The ever-evolving nature of insider risk management (IRM) has led to questions about where the program should sit within an organization to maximize its effectiveness. The answer seems to be clear: the program should reside within the information security realm. At a recent Insider Threat Summit, it was agreed that the information security department is best equipped to handle the task as it is where all data resides. The focus of IRM programs varies based on where they are situated within the organization. IT/Infosec/CISO carries a technology-forward bent, HR or legal has a more human bent, while physical security places an emphasis on the physical facilities.
In a study of 18 industry organizations, MITRE found that insider risk programs were owned by general counsel or the legal department, human resources, information security, security and/or threat management, or risk management. The choice is still important as it impacts the program’s mission, access, and priorities.

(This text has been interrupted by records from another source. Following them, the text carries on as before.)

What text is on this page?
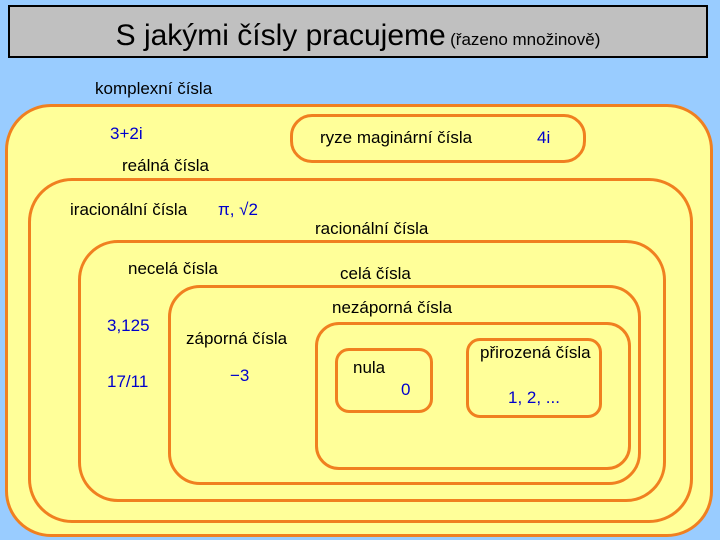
S jakými čísly pracujeme (řazeno množinově)
komplexní čísla
3+2i	ryze maginární čísla	4i
reálná čísla
iracionální čísla π, √2
racionální čísla
necelá čísla
3,125
17/11
celá čísla
záporná čísla
−3
nezáporná čísla
nula
0
přirozená čísla
1, 2, ...
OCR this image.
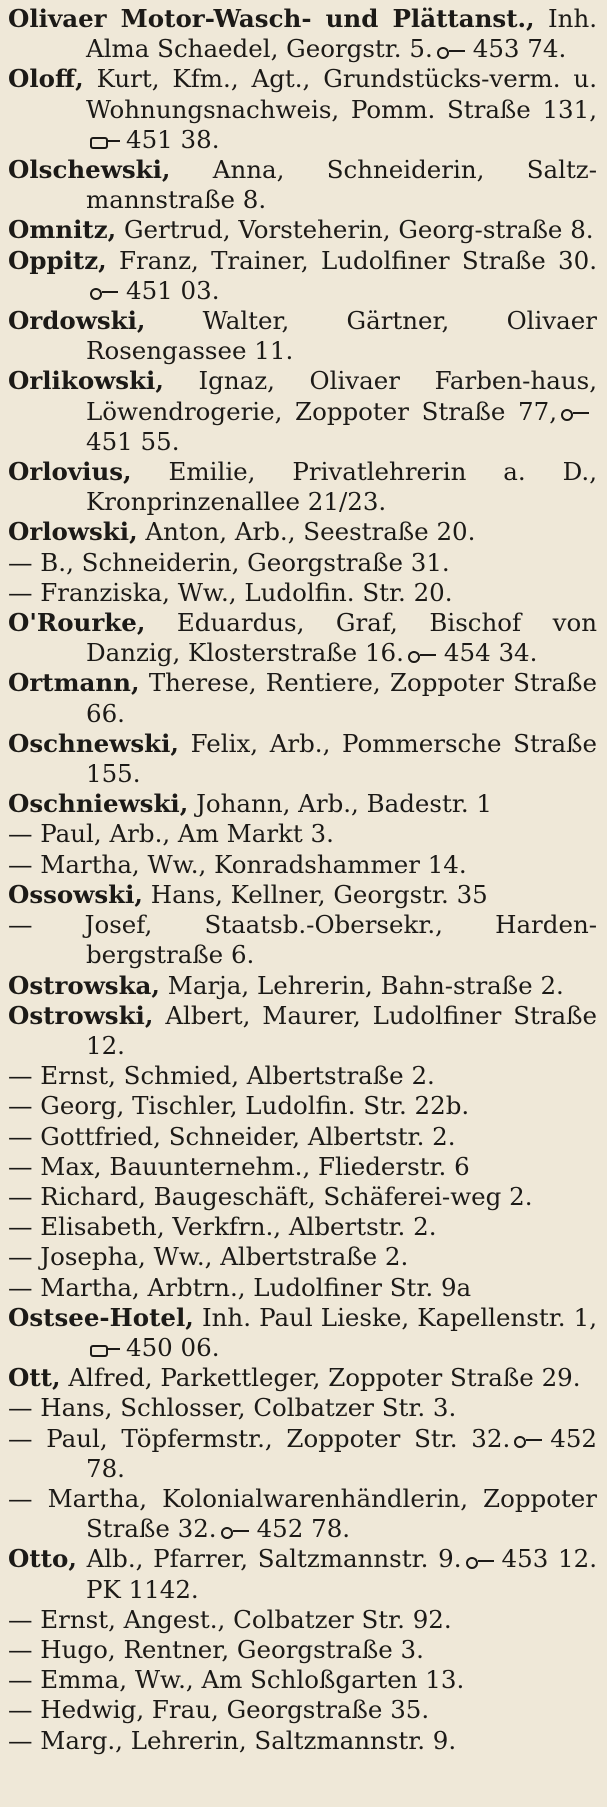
Olivaer Motor-Wasch- und Plättanst., Inh. Alma Schaedel, Georgstr. 5. 453 74.

Oloff, Kurt, Kfm., Agt., Grundstücks-verm. u. Wohnungsnachweis, Pomm. Straße 131,451 38.

Olschewski, Anna, Schneiderin, Saltz-mannstraße 8.

Omnitz, Gertrud, Vorsteherin, Georg-straße 8.

Oppitz, Franz, Trainer, Ludolfiner Straße 30.451 03.

Ordowski, Walter, Gärtner, Olivaer Rosengassee 11.

Orlikowski, Ignaz, Olivaer Farben-haus, Löwendrogerie, Zoppoter Straße 77,451 55.

Orlovius, Emilie, Privatlehrerin a. D., Kronprinzenallee 21/23.

Orlowski, Anton, Arb., Seestraße 20.

— B., Schneiderin, Georgstraße 31.

— Franziska, Ww., Ludolfin. Str. 20.

O'Rourke, Eduardus, Graf, Bischof von Danzig, Klosterstraße 16. 454 34.

Ortmann, Therese, Rentiere, Zoppoter Straße 66.

Oschnewski, Felix, Arb., Pommersche Straße 155.

Oschniewski, Johann, Arb., Badestr. 1

— Paul, Arb., Am Markt 3.

— Martha, Ww., Konradshammer 14.

Ossowski, Hans, Kellner, Georgstr. 35

— Josef, Staatsb.-Obersekr., Harden-bergstraße 6.

Ostrowska, Marja, Lehrerin, Bahn-straße 2.

Ostrowski, Albert, Maurer, Ludolfiner Straße 12.

— Ernst, Schmied, Albertstraße 2.

— Georg, Tischler, Ludolfin. Str. 22b.

— Gottfried, Schneider, Albertstr. 2.

— Max, Bauunternehm., Fliederstr. 6

— Richard, Baugeschäft, Schäferei-weg 2.

— Elisabeth, Verkfrn., Albertstr. 2.

— Josepha, Ww., Albertstraße 2.

— Martha, Arbtrn., Ludolfiner Str. 9a

Ostsee-Hotel, Inh. Paul Lieske, Kapellenstr. 1,450 06.

Ott, Alfred, Parkettleger, Zoppoter Straße 29.

— Hans, Schlosser, Colbatzer Str. 3.

— Paul, Töpfermstr., Zoppoter Str. 32. 452 78.

— Martha, Kolonialwarenhändlerin, Zoppoter Straße 32. 452 78.

Otto, Alb., Pfarrer, Saltzmannstr. 9. 453 12. PK 1142.

— Ernst, Angest., Colbatzer Str. 92.

— Hugo, Rentner, Georgstraße 3.

— Emma, Ww., Am Schloßgarten 13.

— Hedwig, Frau, Georgstraße 35.

— Marg., Lehrerin, Saltzmannstr. 9.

According to Joe Payne, CEO of CODE42, an IRM program should have a “leadership team of CISO, chief of HR, and general counsel.” While more than half of IRM programs reported directly to a member of the C-suite, CEOs would prefer to have positive messaging around these programs as they do not want to project negativity towards their employees. CISOs also do not enjoy monitoring their colleagues, leading to the idea of spreading ownership of IRM programs.
A close-knit collaboration between the legal, HR, and information security teams is essential regardless of where the IRM program resides. The provision of facts and evidence in a consumable and easy-to-understand fashion is key to the success of an accurate investigation when time is of the essence.
An IRM team reporting to legal can earmark each case as having a sponsor – the entity that is levying the charges. The IRM team can then pull in resources from IT/infosec, security, finance, etc. to acquire the facts and evidence. This approach filters out bias and results in a consistent playbook in addressing each and every investigation.
The bottom line is this: if an organization is going to accuse an employee of stealing data, they need to do so with a high degree of confidence based on facts. IRM programs should be handled by a team that can work collaboratively and efficiently to acquire and analyze data. By leveraging the strengths of various departments, IRM programs can minimize risks and protect an organization’s sensitive data and assets.